Slowing of the Heart
Novocaine can slow the heart rate considerably if too much is administered. The amount of novocaine administered to a patient corresponds to body weight. A smaller patient requires less novocaine than a larger patient. In very rare cases a patient will be allergic to novocaine. This may cause temporary interruption in breathing patterns. Seizures can also occur if the allergy is not realised before injection.
Use of Novocaine During Pregnancy
The safety of adminstering novocaine during pregnancy has not been fully tested in regards to the effects it may have on the developing foetus. The medical professional administering the drug should consider this fact before injecting a woman who is pregnant with novocaine.
Central Nervous System Effects
Novocaine can effect the function of the central nervous system. Some of the common side effects indicative of effect to the central nervous system include nervousness, blurred vision, tremors, and dizziness. In some cases a patient may become drowsy or have convulsions.
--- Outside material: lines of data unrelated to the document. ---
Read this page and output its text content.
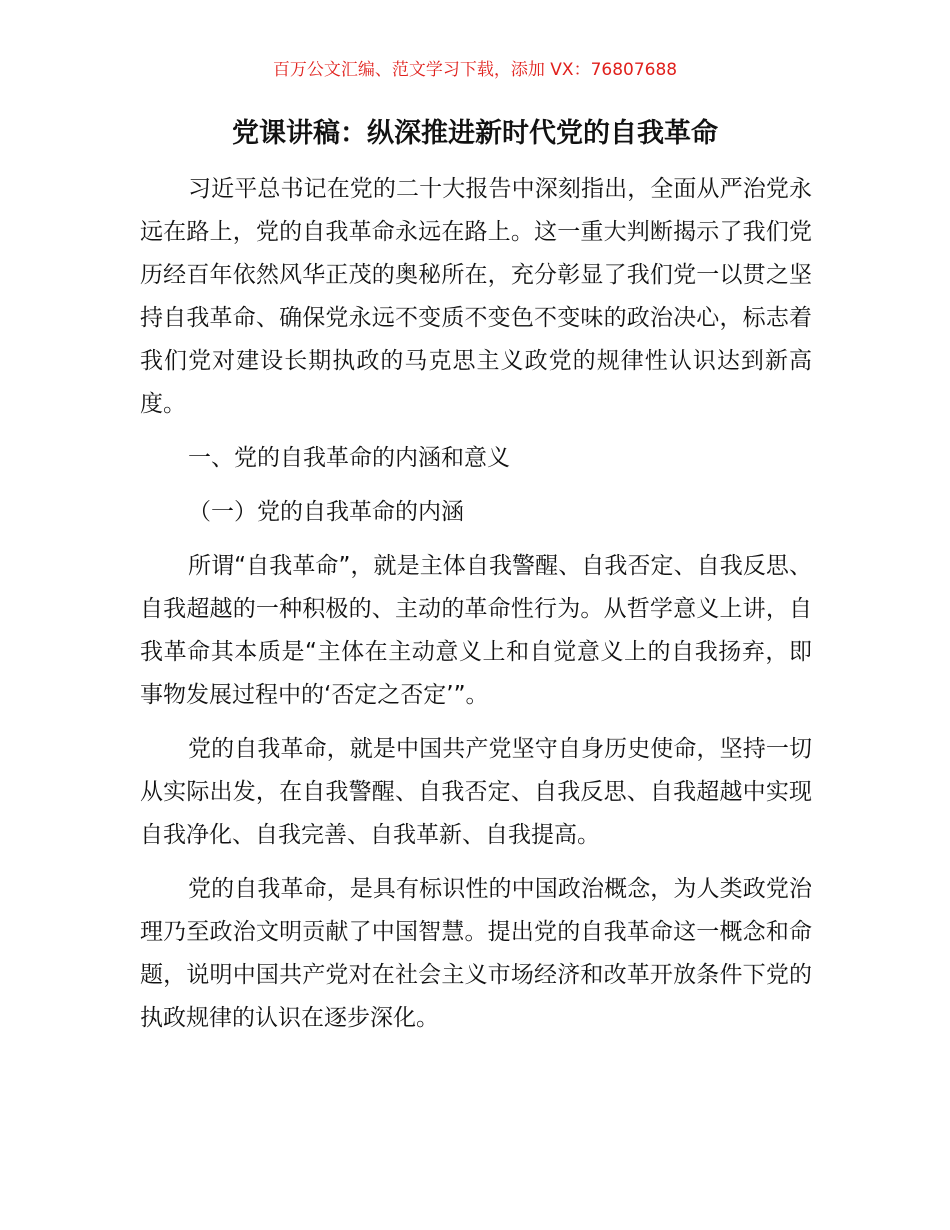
百万公文汇编、范文学习下载，添加 VX：76807688
党课讲稿：纵深推进新时代党的自我革命

习近平总书记在党的二十大报告中深刻指出，全面从严治党永远在路上，党的自我革命永远在路上。这一重大判断揭示了我们党历经百年依然风华正茂的奥秘所在，充分彰显了我们党一以贯之坚持自我革命、确保党永远不变质不变色不变味的政治决心，标志着我们党对建设长期执政的马克思主义政党的规律性认识达到新高度。

一、党的自我革命的内涵和意义

（一）党的自我革命的内涵

所谓“自我革命”，就是主体自我警醒、自我否定、自我反思、自我超越的一种积极的、主动的革命性行为。从哲学意义上讲，自我革命其本质是“主体在主动意义上和自觉意义上的自我扬弃，即事物发展过程中的‘否定之否定’”。

党的自我革命，就是中国共产党坚守自身历史使命，坚持一切从实际出发，在自我警醒、自我否定、自我反思、自我超越中实现自我净化、自我完善、自我革新、自我提高。

党的自我革命，是具有标识性的中国政治概念，为人类政党治理乃至政治文明贡献了中国智慧。提出党的自我革命这一概念和命题，说明中国共产党对在社会主义市场经济和改革开放条件下党的执政规律的认识在逐步深化。
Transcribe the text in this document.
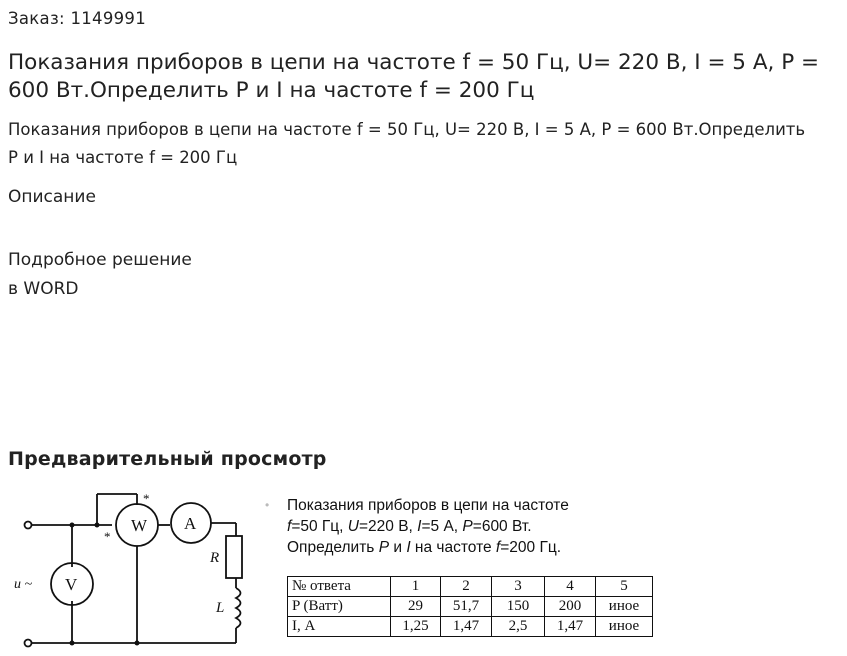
Заказ: 1149991
Показания приборов в цепи на частоте f = 50 Гц, U= 220 В, I = 5 А, Р = 600 Вт.Определить Р и I на частоте f = 200 Гц
Показания приборов в цепи на частоте f = 50 Гц, U= 220 В, I = 5 А, Р = 600 Вт.Определить Р и I на частоте f = 200 Гц
Описание
Подробное решение
в WORD
Предварительный просмотр
W A
V
R
L
u ~
*
*
• Показания приборов в цепи на частоте
f=50 Гц, U=220 В, I=5 А, P=600 Вт.
Определить P и I на частоте f=200 Гц.
№ ответа	1	2	3	4	5
P (Ватт)	29	51,7	150	200	иное
I, А	1,25	1,47	2,5	1,47	иное
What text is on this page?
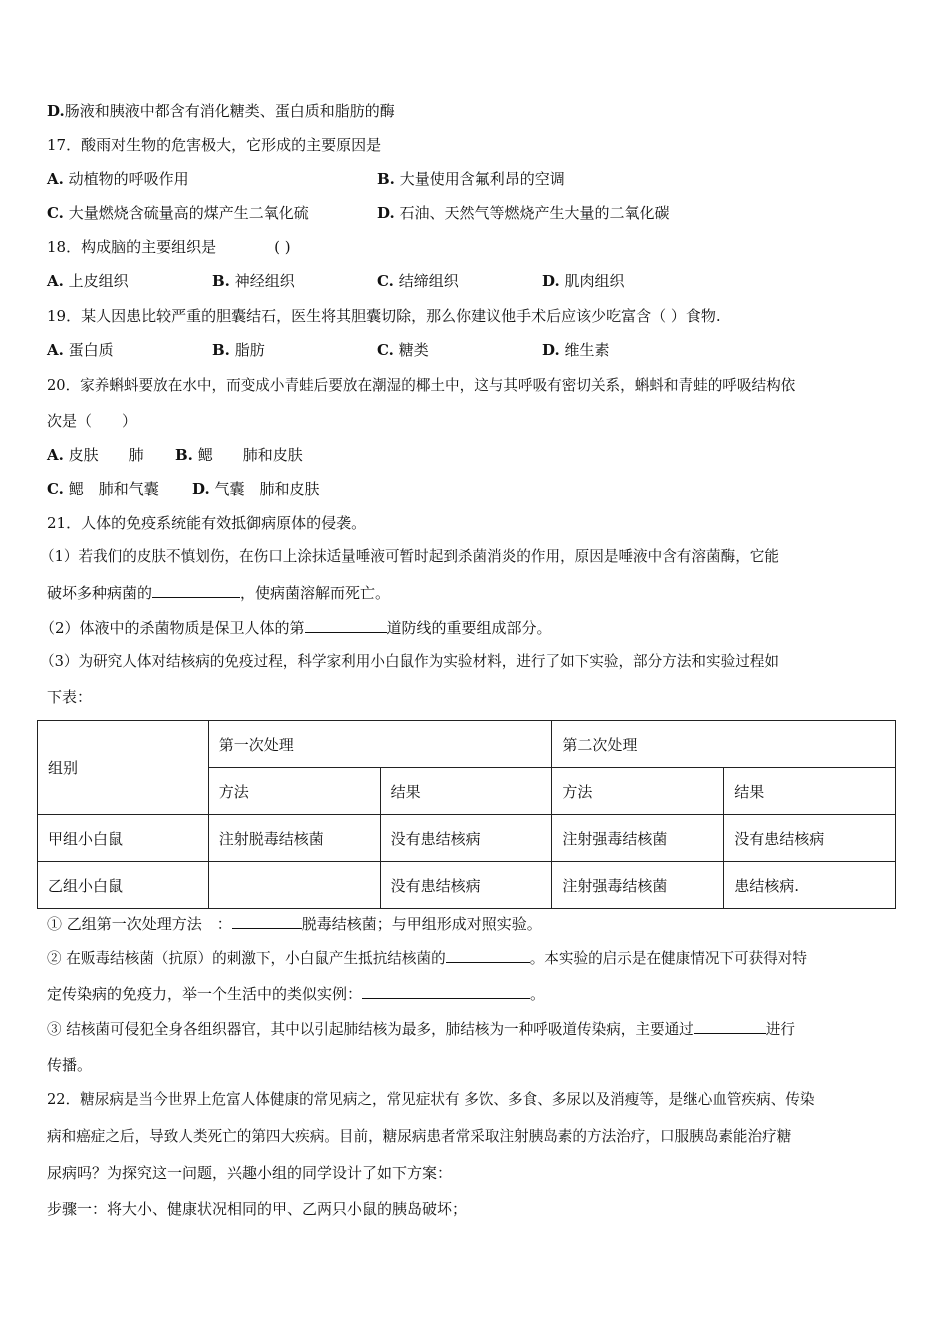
D.肠液和胰液中都含有消化糖类、蛋白质和脂肪的酶
17．酸雨对生物的危害极大，它形成的主要原因是
A. 动植物的呼吸作用	B. 大量使用含氟利昂的空调
C. 大量燃烧含硫量高的煤产生二氧化硫	D. 石油、天然气等燃烧产生大量的二氧化碳
18．构成脑的主要组织是	( )
A. 上皮组织	B. 神经组织	C. 结缔组织	D. 肌肉组织
19．某人因患比较严重的胆囊结石，医生将其胆囊切除，那么你建议他手术后应该少吃富含（ ）食物.
A. 蛋白质	B. 脂肪	C. 糖类	D. 维生素
20．家养蝌蚪要放在水中，而变成小青蛙后要放在潮湿的椰土中，这与其呼吸有密切关系，蝌蚪和青蛙的呼吸结构依
次是（　　）
A. 皮肤　　肺 B. 鳃　　肺和皮肤
C. 鳃　肺和气囊 D. 气囊　肺和皮肤
21．人体的免疫系统能有效抵御病原体的侵袭。
（1）若我们的皮肤不慎划伤，在伤口上涂抹适量唾液可暂时起到杀菌消炎的作用，原因是唾液中含有溶菌酶，它能
破坏多种病菌的	，使病菌溶解而死亡。
（2）体液中的杀菌物质是保卫人体的第	道防线的重要组成部分。
（3）为研究人体对结核病的免疫过程，科学家利用小白鼠作为实验材料，进行了如下实验，部分方法和实验过程如
下表：
组别	第一次处理		第二次处理	
	方法	结果	方法	结果
甲组小白鼠	注射脱毒结核菌	没有患结核病	注射强毒结核菌	没有患结核病
乙组小白鼠		没有患结核病	注射强毒结核菌	患结核病.
① 乙组第一次处理方法　：	脱毒结核菌；与甲组形成对照实验。
② 在贩毒结核菌（抗原）的刺激下，小白鼠产生抵抗结核菌的	。本实验的启示是在健康情况下可获得对特
定传染病的免疫力，举一个生活中的类似实例：	。
③ 结核菌可侵犯全身各组织器官，其中以引起肺结核为最多，肺结核为一种呼吸道传染病，主要通过	进行
传播。
22．糖尿病是当今世界上危富人体健康的常见病之，常见症状有 多饮、多食、多尿以及消瘦等，是继心血管疾病、传染
病和癌症之后，导致人类死亡的第四大疾病。目前，糖尿病患者常采取注射胰岛素的方法治疗，口服胰岛素能治疗糖
尿病吗？为探究这一问题，兴趣小组的同学设计了如下方案：
步骤一：将大小、健康状况相同的甲、乙两只小鼠的胰岛破坏；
In extreme cases a patient may become unconscious and possibly go into cardiac arrest.
Novocaine is meant to be administered by a licensed medical professional. Any other use of the drug is not safe as it can cause life-threatening side effects if not administered properly. If you feel that your medical history indicates the possibility of an adverse reaction to novocaine, contact the medical professional who is scheduled to use novocaine during your medical procedure immediately.